J'avançai vers mes deux cousines qui offraient un contraste saisissant. Autant Heather semblait embarrassée de son nouveau corps d'adolescente, autant Véra assumait le sien : celui d'une femme en plein épanouissement. Mon expérience, si limitée fut-elle, me permettait d'évaluer à leur juste valeur les formes de ma cousine. Éblouie par le soleil, Véra s'abrita les yeux de sa main gauche et observa :

— Tu n'es peut-être pas doué dans ce sport, mais quelle élégance !

Je me rengorgeai. En effet, j'étais plutôt satisfait de mon apparence. Mon canotier de paille claire, mon costume en tussor et ma cravate noire me classaient parmi les dandies.

— Presque trop pour la mer, compléta Véra. Moi, je suis fagotée comme une bouseuse.
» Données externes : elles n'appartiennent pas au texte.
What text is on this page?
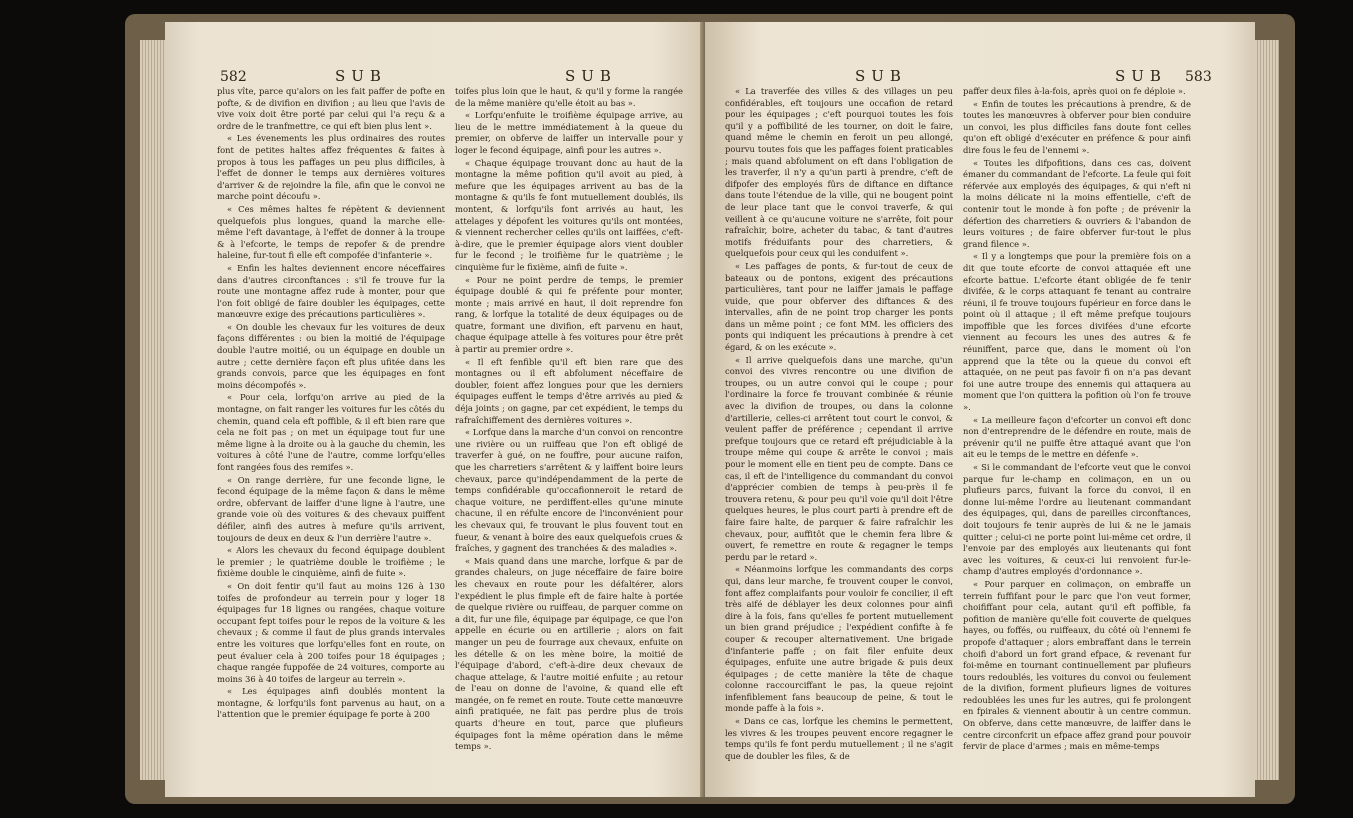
582	SUB	SUB

plus vîte, parce qu'alors on les fait paffer de pofte en pofte, & de divifion en divifion ; au lieu que l'avis de vive voix doit être porté par celui qui l'a reçu & a ordre de le tranfmettre, ce qui eft bien plus lent ».

« Les évenements les plus ordinaires des routes font de petites haltes affez fréquentes & faites à propos à tous les paffages un peu plus difficiles, à l'effet de donner le temps aux dernières voitures d'arriver & de rejoindre la file, afin que le convoi ne marche point découfu ».

« Ces mêmes haltes fe répètent & deviennent quelquefois plus longues, quand la marche elle-même l'eft davantage, à l'effet de donner à la troupe & à l'efcorte, le temps de repofer & de prendre haleine, fur-tout fi elle eft compofée d'infanterie ».

« Enfin les haltes deviennent encore néceffaires dans d'autres circonftances : s'il fe trouve fur la route une montagne affez rude à monter, pour que l'on foit obligé de faire doubler les équipages, cette manœuvre exige des précautions particulières ».

« On double les chevaux fur les voitures de deux façons différentes : ou bien la moitié de l'équipage double l'autre moitié, ou un équipage en double un autre ; cette dernière façon eft plus ufitée dans les grands convois, parce que les équipages en font moins décompofés ».

« Pour cela, lorfqu'on arrive au pied de la montagne, on fait ranger les voitures fur les côtés du chemin, quand cela eft poffible, & il eft bien rare que cela ne foit pas ; on met un équipage tout fur une même ligne à la droite ou à la gauche du chemin, les voitures à côté l'une de l'autre, comme lorfqu'elles font rangées fous des remifes ».

« On range derrière, fur une feconde ligne, le fecond équipage de la même façon & dans le même ordre, obfervant de laiffer d'une ligne à l'autre, une grande voie où des voitures & des chevaux puiffent défiler, ainfi des autres à mefure qu'ils arrivent, toujours de deux en deux & l'un derrière l'autre ».

« Alors les chevaux du fecond équipage doublent le premier ; le quatrième double le troifième ; le fixième double le cinquième, ainfi de fuite ».

« On doit fentir qu'il faut au moins 126 à 130 toifes de profondeur au terrein pour y loger 18 équipages fur 18 lignes ou rangées, chaque voiture occupant fept toifes pour le repos de la voiture & les chevaux ; & comme il faut de plus grands intervales entre les voitures que lorfqu'elles font en route, on peut évaluer cela à 200 toifes pour 18 équipages ; chaque rangée fuppofée de 24 voitures, comporte au moins 36 à 40 toifes de largeur au terrein ».

« Les équipages ainfi doublés montent la montagne, & lorfqu'ils font parvenus au haut, on a l'attention que le premier équipage fe porte à 200

toifes plus loin que le haut, & qu'il y forme la rangée de la même manière qu'elle étoit au bas ».

« Lorfqu'enfuite le troifième équipage arrive, au lieu de le mettre immédiatement à la queue du premier, on obferve de laiffer un intervalle pour y loger le fecond équipage, ainfi pour les autres ».

« Chaque équipage trouvant donc au haut de la montagne la même pofition qu'il avoit au pied, à mefure que les équipages arrivent au bas de la montagne & qu'ils fe font mutuellement doublés, ils montent, & lorfqu'ils font arrivés au haut, les attelages y dépofent les voitures qu'ils ont montées, & viennent rechercher celles qu'ils ont laiffées, c'eft-à-dire, que le premier équipage alors vient doubler fur le fecond ; le troifième fur le quatrième ; le cinquième fur le fixième, ainfi de fuite ».

« Pour ne point perdre de temps, le premier équipage doublé & qui fe préfente pour monter, monte ; mais arrivé en haut, il doit reprendre fon rang, & lorfque la totalité de deux équipages ou de quatre, formant une divifion, eft parvenu en haut, chaque équipage attelle à fes voitures pour être prêt à partir au premier ordre ».

« Il eft fenfible qu'il eft bien rare que des montagnes ou il eft abfolument néceffaire de doubler, foient affez longues pour que les derniers équipages euffent le temps d'être arrivés au pied & déja joints ; on gagne, par cet expédient, le temps du rafraîchiffement des dernières voitures ».

« Lorfque dans la marche d'un convoi on rencontre une rivière ou un ruiffeau que l'on eft obligé de traverfer à gué, on ne fouffre, pour aucune raifon, que les charretiers s'arrêtent & y laiffent boire leurs chevaux, parce qu'indépendamment de la perte de temps confidérable qu'occafionneroit le retard de chaque voiture, ne perdiffent-elles qu'une minute chacune, il en réfulte encore de l'inconvénient pour les chevaux qui, fe trouvant le plus fouvent tout en fueur, & venant à boire des eaux quelquefois crues & fraîches, y gagnent des tranchées & des maladies ».

« Mais quand dans une marche, lorfque & par de grandes chaleurs, on juge néceffaire de faire boire les chevaux en route pour les défaltérer, alors l'expédient le plus fimple eft de faire halte à portée de quelque rivière ou ruiffeau, de parquer comme on a dit, fur une file, équipage par équipage, ce que l'on appelle en écurie ou en artillerie ; alors on fait manger un peu de fourrage aux chevaux, enfuite on les dételle & on les mène boire, la moitié de l'équipage d'abord, c'eft-à-dire deux chevaux de chaque attelage, & l'autre moitié enfuite ; au retour de l'eau on donne de l'avoine, & quand elle eft mangée, on fe remet en route. Toute cette manœuvre ainfi pratiquée, ne fait pas perdre plus de trois quarts d'heure en tout, parce que plufieurs équipages font la même opération dans le même temps ».

SUB	SUB 583

« La traverfée des villes & des villages un peu confidérables, eft toujours une occafion de retard pour les équipages ; c'eft pourquoi toutes les fois qu'il y a poffibilité de les tourner, on doit le faire, quand même le chemin en feroit un peu allongé, pourvu toutes fois que les paffages foient praticables ; mais quand abfolument on eft dans l'obligation de les traverfer, il n'y a qu'un parti à prendre, c'eft de difpofer des employés fûrs de diftance en diftance dans toute l'étendue de la ville, qui ne bougent point de leur place tant que le convoi traverfe, & qui veillent à ce qu'aucune voiture ne s'arrête, foit pour rafraîchir, boire, acheter du tabac, & tant d'autres motifs fréduifants pour des charretiers, & quelquefois pour ceux qui les conduifent ».

« Les paffages de ponts, & fur-tout de ceux de bateaux ou de pontons, exigent des précautions particulières, tant pour ne laiffer jamais le paffage vuide, que pour obferver des diftances & des intervalles, afin de ne point trop charger les ponts dans un même point ; ce font MM. les officiers des ponts qui indiquent les précautions à prendre à cet égard, & on les exécute ».

« Il arrive quelquefois dans une marche, qu'un convoi des vivres rencontre ou une divifion de troupes, ou un autre convoi qui le coupe ; pour l'ordinaire la force fe trouvant combinée & réunie avec la divifion de troupes, ou dans la colonne d'artillerie, celles-ci arrêtent tout court le convoi, & veulent paffer de préférence ; cependant il arrive prefque toujours que ce retard eft préjudiciable à la troupe même qui coupe & arrête le convoi ; mais pour le moment elle en tient peu de compte. Dans ce cas, il eft de l'intelligence du commandant du convoi d'apprécier combien de temps à peu-près il fe trouvera retenu, & pour peu qu'il voie qu'il doit l'être quelques heures, le plus court parti à prendre eft de faire faire halte, de parquer & faire rafraîchir les chevaux, pour, auffitôt que le chemin fera libre & ouvert, fe remettre en route & regagner le temps perdu par le retard ».

« Néanmoins lorfque les commandants des corps qui, dans leur marche, fe trouvent couper le convoi, font affez complaifants pour vouloir fe concilier, il eft très aifé de déblayer les deux colonnes pour ainfi dire à la fois, fans qu'elles fe portent mutuellement un bien grand préjudice ; l'expédient confifte à fe couper & recouper alternativement. Une brigade d'infanterie paffe ; on fait filer enfuite deux équipages, enfuite une autre brigade & puis deux équipages ; de cette manière la tête de chaque colonne raccourciffant le pas, la queue rejoint infenfiblement fans beaucoup de peine, & tout le monde paffe à la fois ».

« Dans ce cas, lorfque les chemins le permettent, les vivres & les troupes peuvent encore regagner le temps qu'ils fe font perdu mutuellement ; il ne s'agit que de doubler les files, & de

paffer deux files à-la-fois, après quoi on fe déploie ».

« Enfin de toutes les précautions à prendre, & de toutes les manœuvres à obferver pour bien conduire un convoi, les plus difficiles fans doute font celles qu'on eft obligé d'exécuter en préfence & pour ainfi dire fous le feu de l'ennemi ».

« Toutes les difpofitions, dans ces cas, doivent émaner du commandant de l'efcorte. La feule qui foit réfervée aux employés des équipages, & qui n'eft ni la moins délicate ni la moins effentielle, c'eft de contenir tout le monde à fon pofte ; de prévenir la défertion des charretiers & ouvriers & l'abandon de leurs voitures ; de faire obferver fur-tout le plus grand filence ».

« Il y a longtemps que pour la première fois on a dit que toute efcorte de convoi attaquée eft une efcorte battue. L'efcorte étant obligée de fe tenir divifée, & le corps attaquant fe tenant au contraire réuni, il fe trouve toujours fupérieur en force dans le point où il attaque ; il eft même prefque toujours impoffible que les forces divifées d'une efcorte viennent au fecours les unes des autres & fe réuniffent, parce que, dans le moment où l'on apprend que la tête ou la queue du convoi eft attaquée, on ne peut pas favoir fi on n'a pas devant foi une autre troupe des ennemis qui attaquera au moment que l'on quittera la pofition où l'on fe trouve ».

« La meilleure façon d'efcorter un convoi eft donc non d'entreprendre de le défendre en route, mais de prévenir qu'il ne puiffe être attaqué avant que l'on ait eu le temps de le mettre en défenfe ».

« Si le commandant de l'efcorte veut que le convoi parque fur le-champ en colimaçon, en un ou plufieurs parcs, fuivant la force du convoi, il en donne lui-même l'ordre au lieutenant commandant des équipages, qui, dans de pareilles circonftances, doit toujours fe tenir auprès de lui & ne le jamais quitter ; celui-ci ne porte point lui-même cet ordre, il l'envoie par des employés aux lieutenants qui font avec les voitures, & ceux-ci lui renvoient fur-le-champ d'autres employés d'ordonnance ».

« Pour parquer en colimaçon, on embraffe un terrein fuffifant pour le parc que l'on veut former, choififfant pour cela, autant qu'il eft poffible, fa pofition de manière qu'elle foit couverte de quelques hayes, ou foffés, ou ruiffeaux, du côté où l'ennemi fe propofe d'attaquer ; alors embraffant dans le terrein choifi d'abord un fort grand efpace, & revenant fur foi-même en tournant continuellement par plufieurs tours redoublés, les voitures du convoi ou feulement de la divifion, forment plufieurs lignes de voitures redoublées les unes fur les autres, qui fe prolongent en fpirales & viennent aboutir à un centre commun. On obferve, dans cette manœuvre, de laiffer dans le centre circonfcrit un efpace affez grand pour pouvoir fervir de place d'armes ; mais en même-temps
D'un geste gracieux, elle releva l'ourlet de sa robe de mousseline, exhibant une bottine de cuir blanc et l'amorce d'une fine cheville. Voyant mon regard s'abaisser vers l'espace de peau révélé, un pli se creusa sur le front lisse d'Heather.

— Ne fais pas attention, dit-elle, Véra ne peut pas s'empêcher de flirter.
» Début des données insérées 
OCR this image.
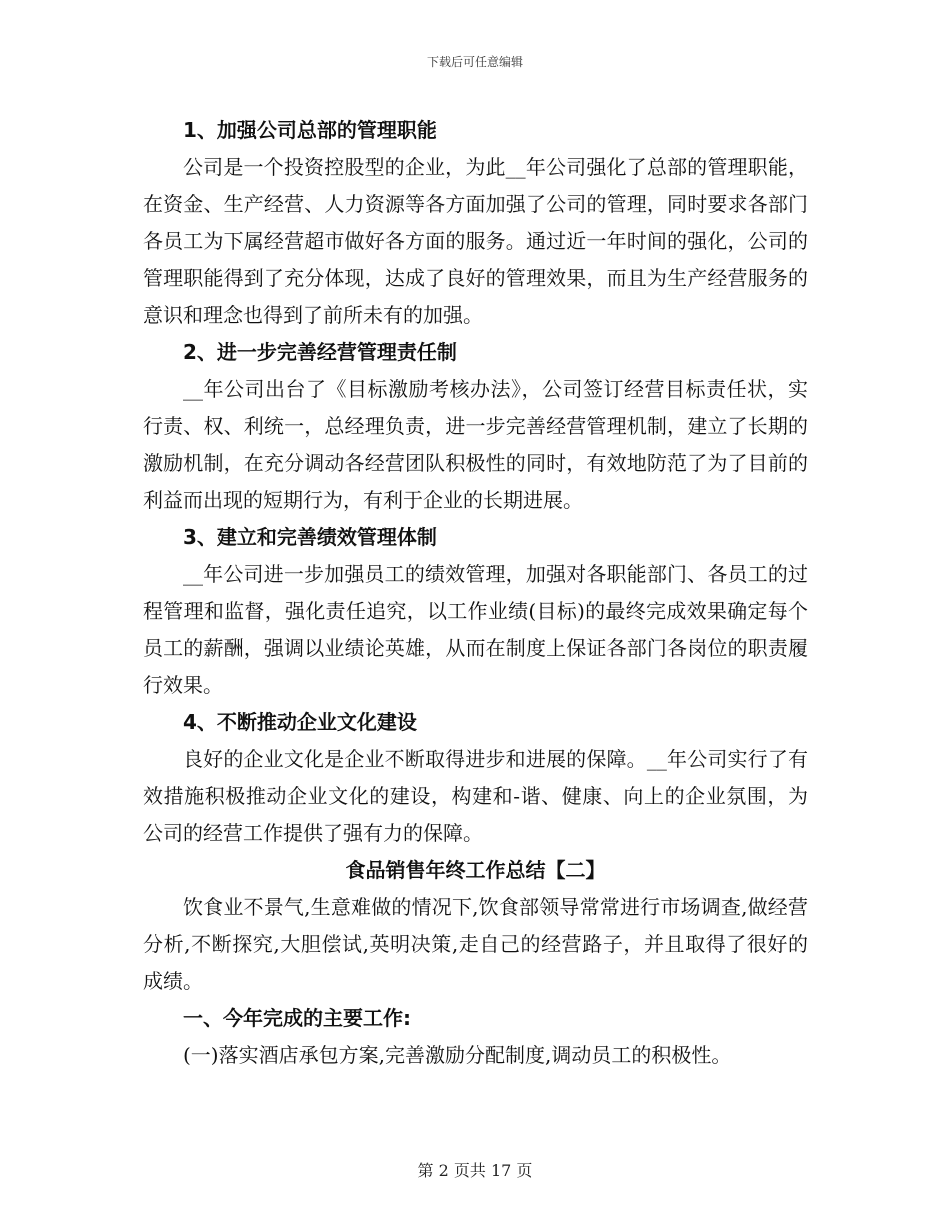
下载后可任意编辑
1、加强公司总部的管理职能

公司是一个投资控股型的企业，为此__年公司强化了总部的管理职能，在资金、生产经营、人力资源等各方面加强了公司的管理，同时要求各部门各员工为下属经营超市做好各方面的服务。通过近一年时间的强化，公司的管理职能得到了充分体现，达成了良好的管理效果，而且为生产经营服务的意识和理念也得到了前所未有的加强。

2、进一步完善经营管理责任制

__年公司出台了《目标激励考核办法》，公司签订经营目标责任状，实行责、权、利统一，总经理负责，进一步完善经营管理机制，建立了长期的激励机制，在充分调动各经营团队积极性的同时，有效地防范了为了目前的利益而出现的短期行为，有利于企业的长期进展。

3、建立和完善绩效管理体制

__年公司进一步加强员工的绩效管理，加强对各职能部门、各员工的过程管理和监督，强化责任追究，以工作业绩(目标)的最终完成效果确定每个员工的薪酬，强调以业绩论英雄，从而在制度上保证各部门各岗位的职责履行效果。

4、不断推动企业文化建设

良好的企业文化是企业不断取得进步和进展的保障。__年公司实行了有效措施积极推动企业文化的建设，构建和-谐、健康、向上的企业氛围，为公司的经营工作提供了强有力的保障。

食品销售年终工作总结【二】

饮食业不景气,生意难做的情况下,饮食部领导常常进行市场调查,做经营分析,不断探究,大胆偿试,英明决策,走自己的经营路子，并且取得了很好的成绩。

一、今年完成的主要工作:

(一)落实酒店承包方案,完善激励分配制度,调动员工的积极性。

第 2 页共 17 页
— Même avec mon cousin, soupira cette dernière avec une moue à la fois comique et irrésistible. C'est dire s'il y a pénurie d'hommes dans les environs. Tes amis Sedgewick ne viennent pas cette année ?

— Plus tard. Les parents sont à Paris, Tim et Ronald à Londres, chacun avec ses occupations.

Je ne précisai pas que la mer offrait moins de charme pour les deux gaillards.

— Tim me serrait de près l'été dernier, précisa Véra, puis il s'est comme évaporé. J'adorerais rencontrer un vrai homme, pas un de ces jeunes paltoquets tout juste bons à vous faire danser en vous glissant des insanités à l'oreille.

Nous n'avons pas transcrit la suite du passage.